Whoa!! That is quite impressive! I am NOT a statistician, but this strikes me as profoundly improbable. Here is the table of the 23 factors:
This is pretty much statistically impossible, and they are claiming that they got this matching in 7000 patients out of a pool of 96000 patients for which they received high quality information from 671 hospitals.
Nope. Sorry, the data is too “clean”.
They point out that PCR information on each patient is pathology, and lab data is not imported to the hospital patient record, but is linked to separate pathology databases. This also makes it harder to believe that AUTOMATED data sharing systems were in place BEFORE the pandemic started from such a mix of international hospitals and labs (including Senegal, Turkey, Pakistan and of course, china). I agree that this is fishy.
Great analysis. When trust in authoritative institutions is waning and smart people look closely at things, it gets harder to pull the wool.
Very good point! If the decision is binary, part of a selection or not, using 23 factors would lead to more than 8 million possible partitions (2^23). When you only have 90 thousand samples, you run into problems really really fast. Typically machine learning algorithms are used for this type of analysis. I do not know what kind of method they used, nor am I interested. This fact in itself is sufficient to reject this research.
And Chris picked up on it in his latest YouTube report. There are multiple, independent reasons to believe that the data is faked. The data is impossibly homogeneous across countries….. and across so many metrics, as pointed out by the math competent DaveDD.
Subject change but tangentially related:
I have a question for you that I don’t think has been brought up here before. Is it at all possible that the deaths due to vaping, that occurred about a year to a few months prior to the covid outbreak could have been Covid?
There was a lot of confusion and mystery early on with this mysterious illness and the lung symptoms seem to be similar, to a layman anyway.
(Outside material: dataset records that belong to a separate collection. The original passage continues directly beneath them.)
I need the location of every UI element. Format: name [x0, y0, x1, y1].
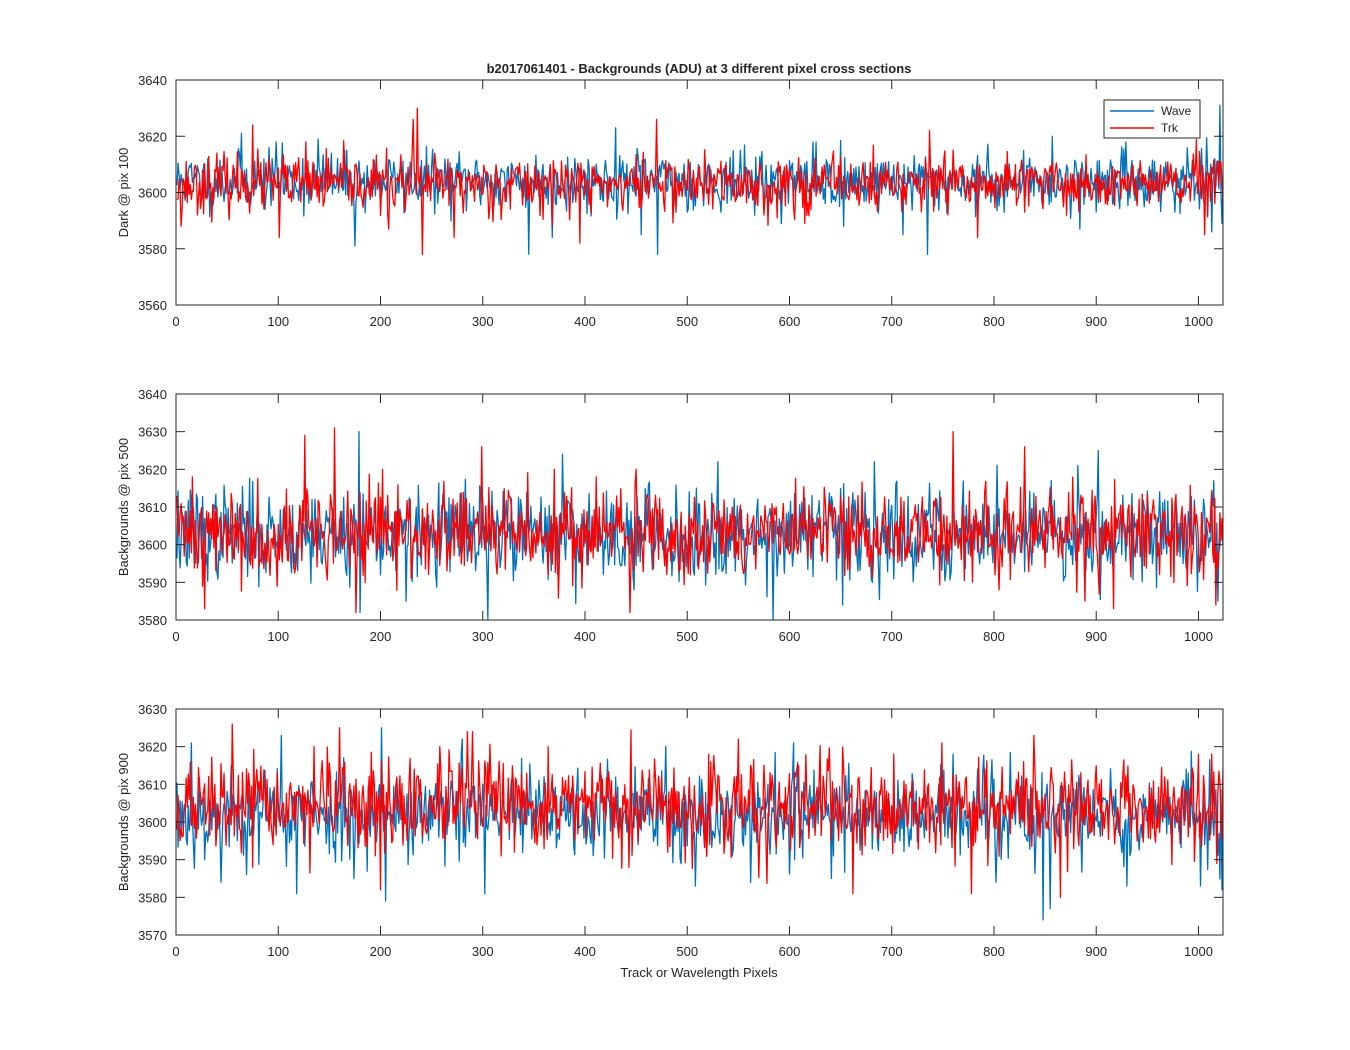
x-tick-label: 0	[172, 314, 179, 329]
x-tick-label: 900	[1085, 944, 1107, 959]
x-tick-label: 1000	[1184, 944, 1213, 959]
y-tick-label: 3610	[138, 500, 167, 515]
x-tick-label: 0	[172, 944, 179, 959]
y-tick-label: 3590	[138, 853, 167, 868]
subplot-3: 0 100 200 300 400 500 600 700 800 900 1000 3570 3580…	[116, 702, 1224, 959]
y-tick-label: 3620	[138, 129, 167, 144]
y-tick-label: 3610	[138, 777, 167, 792]
legend-box	[1103, 99, 1201, 139]
subplot-2: 0 100 200 300 400 500 600 700 800 900 1000 3580 3590…	[116, 387, 1224, 644]
series-line-trk	[176, 427, 1223, 614]
y-tick-label: 3590	[138, 575, 167, 590]
x-tick-label: 700	[881, 629, 903, 644]
legend-label-trk: Trk	[1161, 121, 1179, 135]
x-tick-label: 600	[779, 314, 801, 329]
x-tick-label: 100	[267, 629, 289, 644]
y-tick-label: 3630	[138, 702, 167, 717]
y-tick-label: 3640	[138, 387, 167, 402]
y-tick-label: 3580	[138, 890, 167, 905]
x-tick-label: 500	[676, 629, 698, 644]
y-axis-label: Backgrounds @ pix 900	[116, 753, 131, 891]
y-tick-label: 3600	[138, 815, 167, 830]
x-tick-label: 200	[370, 314, 392, 329]
subplot-1: 0 100 200 300 400 500 600 700 800 900 1000 3560 3580…	[116, 73, 1224, 329]
x-tick-label: 400	[574, 944, 596, 959]
x-tick-label: 700	[881, 314, 903, 329]
y-tick-label: 3630	[138, 425, 167, 440]
x-tick-label: 600	[779, 629, 801, 644]
y-tick-label: 3620	[138, 462, 167, 477]
y-tick-label: 3600	[138, 538, 167, 553]
series-group	[176, 104, 1223, 256]
x-tick-label: 1000	[1184, 629, 1213, 644]
y-tick-label: 3620	[138, 740, 167, 755]
x-tick-label: 400	[574, 314, 596, 329]
y-axis-label: Backgrounds @ pix 500	[116, 438, 131, 576]
x-tick-label: 100	[267, 314, 289, 329]
y-tick-label: 3580	[138, 242, 167, 257]
y-tick-label: 3570	[138, 928, 167, 943]
y-tick-label: 3640	[138, 73, 167, 88]
series-line-trk	[176, 723, 1223, 898]
series-group	[176, 723, 1223, 921]
series-line-trk	[176, 107, 1223, 256]
x-tick-label: 300	[472, 944, 494, 959]
legend-label-wave: Wave	[1161, 104, 1192, 118]
x-tick-label: 400	[574, 629, 596, 644]
x-tick-label: 100	[267, 944, 289, 959]
series-group	[176, 427, 1223, 620]
y-axis-label: Dark @ pix 100	[116, 148, 131, 238]
x-tick-label: 200	[370, 944, 392, 959]
x-tick-label: 300	[472, 629, 494, 644]
x-tick-label: 200	[370, 629, 392, 644]
x-tick-label: 800	[983, 944, 1005, 959]
legend: Wave Trk	[1103, 99, 1201, 139]
x-tick-label: 1000	[1184, 314, 1213, 329]
series-line-wave	[176, 431, 1223, 620]
x-tick-label: 900	[1085, 314, 1107, 329]
x-tick-label: 300	[472, 314, 494, 329]
figure-title: b2017061401 - Backgrounds (ADU) at 3 dif…	[487, 61, 912, 76]
x-axis-label: Track or Wavelength Pixels	[620, 965, 778, 980]
y-tick-label: 3580	[138, 613, 167, 628]
x-tick-label: 600	[779, 944, 801, 959]
x-tick-label: 0	[172, 629, 179, 644]
subplots: 0 100 200 300 400 500 600 700 800 900 100035603580…	[116, 73, 1224, 959]
x-tick-label: 900	[1085, 629, 1107, 644]
y-tick-label: 3560	[138, 298, 167, 313]
x-tick-label: 700	[881, 944, 903, 959]
x-tick-label: 500	[676, 944, 698, 959]
x-tick-label: 500	[676, 314, 698, 329]
x-tick-label: 800	[983, 314, 1005, 329]
y-tick-label: 3600	[138, 186, 167, 201]
x-tick-label: 800	[983, 629, 1005, 644]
Is it possible it was misdiagnosed?
Hi agitating prop,
Good question. What is missing in this possibility is infectivity. If it was covid, many more elderly would have died due to the same symptoms as they are dying of now. So it is highly unlikely that it was covid.
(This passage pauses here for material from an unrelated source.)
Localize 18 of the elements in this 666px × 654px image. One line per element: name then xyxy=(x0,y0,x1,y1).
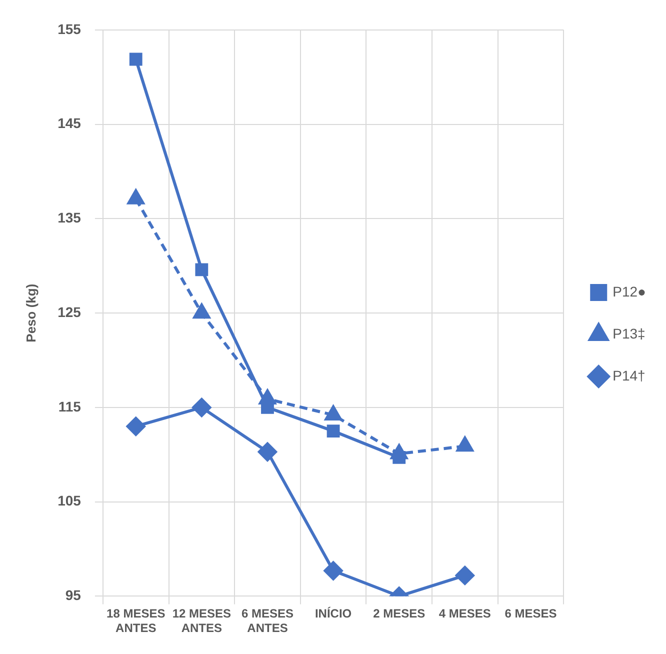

Where did the data come from? Surgisphere allegedly knows, but They Aren’t Talking.
And, it seems, they screwed up some numbers on Australia. This led to Questions.
The study, led by the Brigham and Women’s Hospital Center for Advanced Heart Disease in Boston, examined patients in hospitals around the world, including in Australia. It said researchers gained access to data from five hospitals recording 600 Australian Covid-19 patients and 73 Australian deaths as of 21 April.
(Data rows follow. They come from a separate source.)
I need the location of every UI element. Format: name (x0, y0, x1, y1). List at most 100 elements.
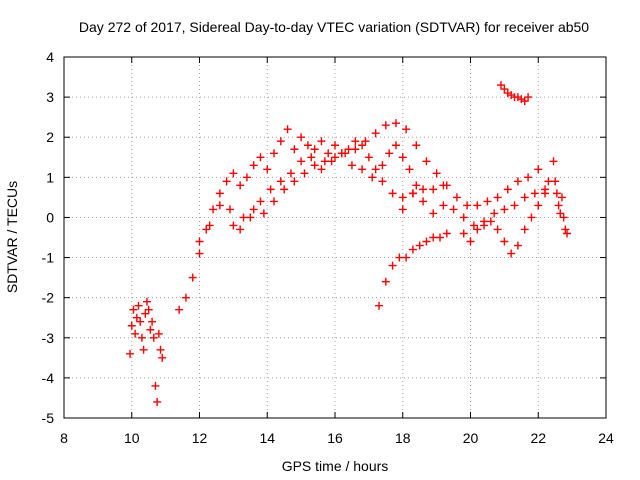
x-tick-label: 24 (598, 430, 614, 446)
data-point (483, 197, 492, 206)
data-point (256, 153, 265, 162)
data-point (556, 209, 565, 218)
data-point (469, 221, 478, 230)
data-point (429, 185, 438, 194)
data-point (249, 205, 258, 214)
data-point (146, 325, 155, 334)
x-tick-label: 8 (60, 430, 68, 446)
data-point (385, 149, 394, 158)
data-point (310, 161, 319, 170)
data-point (132, 313, 141, 322)
data-point (524, 173, 533, 182)
data-point (439, 201, 448, 210)
data-point (429, 209, 438, 218)
data-point (195, 237, 204, 246)
data-point (317, 165, 326, 174)
y-tick-label: -1 (42, 250, 55, 266)
data-point (341, 149, 350, 158)
data-point (371, 129, 380, 138)
data-point (153, 397, 162, 406)
data-point (188, 273, 197, 282)
data-point (358, 141, 367, 150)
data-point (129, 305, 138, 314)
data-point (246, 213, 255, 222)
data-point (368, 173, 377, 182)
series-pass-h (549, 157, 572, 238)
data-point (276, 177, 285, 186)
data-point (378, 177, 387, 186)
data-point (249, 161, 258, 170)
x-axis-label: GPS time / hours (282, 458, 389, 474)
data-point (375, 301, 384, 310)
data-point (256, 197, 265, 206)
data-point (520, 97, 529, 106)
data-point (142, 297, 151, 306)
data-point (280, 185, 289, 194)
data-point (236, 225, 245, 234)
data-point (493, 193, 502, 202)
data-point (151, 381, 160, 390)
series-pass-b (195, 149, 448, 246)
data-point (503, 185, 512, 194)
data-point (398, 153, 407, 162)
series-pass-c (229, 119, 553, 230)
data-point (351, 137, 360, 146)
data-point (513, 241, 522, 250)
series-pass-g (496, 81, 533, 106)
data-point (459, 213, 468, 222)
data-point (205, 221, 214, 230)
data-point (144, 305, 153, 314)
series-pass-f (459, 189, 550, 258)
data-point (419, 185, 428, 194)
data-point (344, 145, 353, 154)
data-point (552, 189, 561, 198)
data-point (405, 165, 414, 174)
data-point (422, 237, 431, 246)
data-point (463, 201, 472, 210)
series-pass-a (175, 125, 421, 314)
data-point (398, 193, 407, 202)
grid-lines (64, 57, 606, 418)
data-point (527, 213, 536, 222)
data-point (563, 229, 572, 238)
data-point (557, 193, 566, 202)
data-point (358, 165, 367, 174)
data-point (459, 229, 468, 238)
data-point (452, 193, 461, 202)
y-tick-label: -4 (42, 370, 55, 386)
data-point (419, 197, 428, 206)
data-point (290, 177, 299, 186)
data-point (215, 201, 224, 210)
data-point (310, 145, 319, 154)
data-point (507, 249, 516, 258)
y-tick-label: -5 (42, 410, 55, 426)
y-tick-label: 4 (46, 49, 54, 65)
data-point (432, 169, 441, 178)
data-point (331, 141, 339, 150)
data-point (136, 317, 145, 326)
data-point (154, 329, 163, 338)
y-tick-label: -2 (42, 290, 55, 306)
data-point (361, 137, 370, 146)
data-point (429, 233, 438, 242)
data-point (473, 225, 482, 234)
series-early-cluster (126, 297, 167, 406)
data-point (149, 333, 158, 342)
data-point (148, 317, 157, 326)
data-point (530, 189, 539, 198)
data-point (297, 133, 306, 142)
chart-title: Day 272 of 2017, Sidereal Day-to-day VTE… (79, 19, 589, 35)
data-point (422, 157, 431, 166)
data-point (297, 157, 306, 166)
data-point (408, 189, 417, 198)
data-point (466, 237, 475, 246)
data-point (544, 177, 553, 186)
data-points (126, 81, 572, 406)
data-point (351, 145, 360, 154)
data-point (520, 193, 529, 202)
data-point (270, 149, 279, 158)
data-point (442, 181, 451, 190)
data-point (415, 241, 424, 250)
data-point (259, 209, 268, 218)
data-point (490, 209, 499, 218)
But data from Johns Hopkins University shows only 67 deaths from Covid-19 had been recorded in Australia by 21 April. The number did not rise to 73 until 23 April. The data relied upon by researchers to draw their conclusions in the Lancet is not readily available in Australian clinical databases, leading many to ask where it came from.
In a statement Surgisphere said it stood by the integrity of its data, saying all information from hospitals “is transferred in a deidentified manner” but could not be made public.
Yes, we saw that last night. Quite extraordinary.
> In a statement Surgisphere said it stood by the integrity of its data, saying all information from hospitals ‘is transferred in a deidentified manner’ but could not be made public.
Riiight. I have a frog in my pocket but I can’t let you see it.